A phenotypic analysis helps correlate mutations with resistance. By comparing mutants and wild type viruses upon treatment with the same concentrations of drugs, it is possible to quantify the reduced susceptibility of the mutants: dividing the IC50 of the mutant by the IC50 of the wild type viruses gives the fold resistance change (also known as a shift in susceptibility). The phenotypic analysis is particularly powerful when combined with reverse-engineering systems, where individual mutations or combinations can be introduced systematically into a laboratory genetic background (either a virus molecular clone or a replicon), and their impact on resistance can be individually assessed.
Cross-resistance analysis
Antivirals against the same target (for instance, products from the same drug class) might cause the development of mutations that lead to decreased susceptibility to the other antiviral products. When drug combinations target the same protein or even the same complex, assessing the onset of cross-resistance is crucial.
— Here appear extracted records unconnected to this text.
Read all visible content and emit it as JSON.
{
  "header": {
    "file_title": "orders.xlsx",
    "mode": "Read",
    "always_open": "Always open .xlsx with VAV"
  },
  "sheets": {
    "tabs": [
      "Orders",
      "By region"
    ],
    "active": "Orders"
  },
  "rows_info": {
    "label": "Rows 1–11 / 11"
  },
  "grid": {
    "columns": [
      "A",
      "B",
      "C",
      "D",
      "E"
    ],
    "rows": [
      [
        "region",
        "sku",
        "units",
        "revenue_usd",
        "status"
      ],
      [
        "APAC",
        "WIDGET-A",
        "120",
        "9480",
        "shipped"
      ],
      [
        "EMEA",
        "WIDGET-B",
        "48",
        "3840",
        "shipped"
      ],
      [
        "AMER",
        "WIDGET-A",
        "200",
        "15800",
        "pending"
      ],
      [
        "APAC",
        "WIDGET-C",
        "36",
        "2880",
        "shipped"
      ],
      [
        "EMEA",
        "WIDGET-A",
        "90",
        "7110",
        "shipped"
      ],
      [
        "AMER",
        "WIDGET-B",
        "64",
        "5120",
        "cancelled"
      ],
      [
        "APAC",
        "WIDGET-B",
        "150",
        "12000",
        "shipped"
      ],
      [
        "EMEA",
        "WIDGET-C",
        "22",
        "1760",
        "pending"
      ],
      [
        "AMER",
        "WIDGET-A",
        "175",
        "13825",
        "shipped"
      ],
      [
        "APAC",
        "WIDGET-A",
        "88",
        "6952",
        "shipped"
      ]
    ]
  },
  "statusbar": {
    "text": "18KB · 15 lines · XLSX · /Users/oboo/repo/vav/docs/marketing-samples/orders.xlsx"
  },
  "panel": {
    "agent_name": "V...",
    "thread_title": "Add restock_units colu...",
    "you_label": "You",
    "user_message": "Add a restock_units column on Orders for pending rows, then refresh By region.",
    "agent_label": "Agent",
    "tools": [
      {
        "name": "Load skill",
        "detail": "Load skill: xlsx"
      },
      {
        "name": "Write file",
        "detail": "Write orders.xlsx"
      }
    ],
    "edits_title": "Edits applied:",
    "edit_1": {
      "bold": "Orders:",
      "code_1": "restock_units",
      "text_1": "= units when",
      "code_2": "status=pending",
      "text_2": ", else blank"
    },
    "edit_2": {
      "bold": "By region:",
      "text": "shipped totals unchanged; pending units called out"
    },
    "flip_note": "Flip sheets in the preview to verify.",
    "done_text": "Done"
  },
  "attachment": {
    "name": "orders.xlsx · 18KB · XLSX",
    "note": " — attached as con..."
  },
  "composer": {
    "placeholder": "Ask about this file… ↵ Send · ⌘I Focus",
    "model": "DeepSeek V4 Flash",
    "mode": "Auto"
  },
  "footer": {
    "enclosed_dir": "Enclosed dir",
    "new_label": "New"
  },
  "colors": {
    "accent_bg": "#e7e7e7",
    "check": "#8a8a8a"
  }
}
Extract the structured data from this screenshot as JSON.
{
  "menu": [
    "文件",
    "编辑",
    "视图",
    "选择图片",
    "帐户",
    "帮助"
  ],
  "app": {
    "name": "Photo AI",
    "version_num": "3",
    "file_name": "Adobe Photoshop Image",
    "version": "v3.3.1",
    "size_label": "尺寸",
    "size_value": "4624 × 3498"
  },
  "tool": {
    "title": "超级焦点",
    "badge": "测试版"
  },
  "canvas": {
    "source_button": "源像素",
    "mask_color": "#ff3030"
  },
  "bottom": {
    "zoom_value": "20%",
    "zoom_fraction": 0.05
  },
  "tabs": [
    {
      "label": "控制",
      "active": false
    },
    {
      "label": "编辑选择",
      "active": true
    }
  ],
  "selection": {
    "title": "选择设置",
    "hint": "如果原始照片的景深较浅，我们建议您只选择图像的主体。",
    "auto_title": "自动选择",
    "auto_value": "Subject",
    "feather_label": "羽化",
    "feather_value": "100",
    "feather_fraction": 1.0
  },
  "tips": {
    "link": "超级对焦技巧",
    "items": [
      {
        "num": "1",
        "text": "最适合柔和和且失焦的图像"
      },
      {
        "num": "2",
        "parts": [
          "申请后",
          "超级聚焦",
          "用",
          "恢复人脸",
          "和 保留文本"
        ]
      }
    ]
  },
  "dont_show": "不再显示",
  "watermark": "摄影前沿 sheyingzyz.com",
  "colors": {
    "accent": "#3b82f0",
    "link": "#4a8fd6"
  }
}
This analysis should be carried out using multiple clinical isolates and multiple conditions.
The race is always on
The main purpose of preclinical virus resistance studies is to determine whether the tested compound has a low or high resistance threshold, and the impact of the most common and reproducible mutations in causing resistance, as well as the order they tend to occur. However, what happens in vivo or in a clinical setting might be completely different, and this is why monitoring resistance becomes even more relevant and informative during clinical studies.
The bottom line – if there is one in this continuous race between viruses and drug development – is that there will always be new challenges as a compound moves to clinical trials. However, the knowledge acquired during preclinical studies, as well as the assays and systems developed specifically for the virus of interest, will minimize the unknowns and thereby accelerating progression to the clinics (and reducing cost along the way).